Composer un faux numéro de téléphone a longtemps produit une information : « Il n’y a pas d’abonné au numéro que vous avez demandé. » De nos jours, c’est plus ambigu : « Votre appel ne peut aboutir. » C’est, en somme, la fin de non-recevoir servie à Golias, et par extension logique à tous ceux qui partageraient le même questionnement, sans pour autant manger la soupe avec eux. En termes de communication, les évêques français, à supposer qu’ils existassent de façon hypostatique, ne se laissent pas apostropher, Grandeur oblige. C’est leur côté Windsor : never complain, never explain. Ne jamais se plaindre ; ne jamais se justifier. Mais Nos Grandeurs s’abaissent, car ils ont la trésorerie en berne et le font savoir. La faillite menace. En l’absence de bras séculier, ils ne peuvent lever l’impôt. Toutefois, la réciprocité aristotélicienne pallierait si tant est que l’amicale philia fût perçue, la mission remplie, la foi partagée.
La mort apparente de l’épiscopat français ne fait-elle pas l’affaire de Golias ? Certes, les lieux de pouvoir sont occupés, et rien ne bouge. La révolution n’a pas besoin de savants, soit, mais elle manque de bras. Pire, les bonnes places entretiennent, voire avivent, le goût des bonnes places. Le statu quo fige, donc droitise, et la droitisation conserve. Bigre ! Mais Golias ne devrait pas se lamenter. Car la dévitalisation mortifère de l’Église détruit les diocèses, et aboutit à rendre invisible la Gloire de Dieu. Golias ignore-t-il que Gaudium et Spes annonçait le désengagement politique de l’Église. Ignorait-il l’enfouissement requis, pour la gloire du monde ? A moins que Golias nous refasse le coup des novateurs de Vatican II sur le mode « je n’ai pas voulu ça ! » pour se laver les mains de toute responsabilité.
De vrais évêques, dignes de ce nom, manquent cruellement aux vrais catholiques de l’Église qui est en France.
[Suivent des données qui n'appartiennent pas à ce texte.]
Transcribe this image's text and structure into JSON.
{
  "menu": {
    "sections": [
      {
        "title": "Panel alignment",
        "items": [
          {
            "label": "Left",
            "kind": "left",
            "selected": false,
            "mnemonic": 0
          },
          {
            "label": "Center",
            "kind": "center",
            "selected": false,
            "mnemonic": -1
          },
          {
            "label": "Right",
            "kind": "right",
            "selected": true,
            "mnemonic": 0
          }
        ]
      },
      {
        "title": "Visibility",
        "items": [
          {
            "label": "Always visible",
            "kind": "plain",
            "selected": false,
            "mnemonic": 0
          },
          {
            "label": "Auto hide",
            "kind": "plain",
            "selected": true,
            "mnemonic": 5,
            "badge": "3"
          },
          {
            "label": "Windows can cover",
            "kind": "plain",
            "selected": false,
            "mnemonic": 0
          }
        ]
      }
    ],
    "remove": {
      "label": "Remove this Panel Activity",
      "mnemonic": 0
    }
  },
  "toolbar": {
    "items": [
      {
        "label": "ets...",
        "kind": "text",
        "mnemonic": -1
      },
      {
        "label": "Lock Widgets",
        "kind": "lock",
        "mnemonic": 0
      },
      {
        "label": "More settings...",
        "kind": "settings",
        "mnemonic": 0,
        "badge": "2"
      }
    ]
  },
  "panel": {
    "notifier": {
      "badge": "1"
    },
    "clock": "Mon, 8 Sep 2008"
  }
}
Nos Grandeurs souillent le titre qu’elles portent, si l’on mesure l’élan qu’ils impriment, la Foi qu’ils proclament, les vocations qu’ils suscitent, leur zèle pour le Salut des âmes. Non pas individuellement et a priori, mais sous cet oripeau collectif qui les jugule et les astreint à une communion qui n’est qu’un masque de Procuste. Ce Titanic épiscopal qu’est la CEF ne met pas son espoir dans le Seigneur, mais dans l’entropie républicaine. Ceux que Lumen Gentium (18/27) encense comme jamais, hérauts de la foi, docteurs authentiques (25) puis « vicaires et délégués du Christ » (27), excusez du peu, préfèrent la planque de la Caverne. Quelle pitié !
La grandeur négative, c’est la mesure de ce qui fait cruellement défaut. Ce n’est pas une simple absence de bien, c’est un obstacle tenace à l’émergence du Bien. Golias rêve de forger un « personnel épiscopal » au service des plaintes horizontales, d’être le mentor d’évêques « Télémaque », cherchant confusément l’extinction du paupérisme, et parallèlement l’éreintement des vitalités catholiques. Voilà nos Ordinaires exsangues de ce porte-à-faux permanent, et Golias feint de s’en irriter en déniant sa paternité sauvage dans ce gâchis. Ce qui soulage un catholique responsable, c’est que cet ectoplasme de hiérarchie ecclésiale rendra des comptes devant Dieu du sabordage auquel elle a consenti. Veuille Notre-Seigneur nous donner de vraies Grandeurs positives, fières de leur vertu cardinale de force notamment, et capables de distinguer les vrais amis de Jésus de ses bourreaux.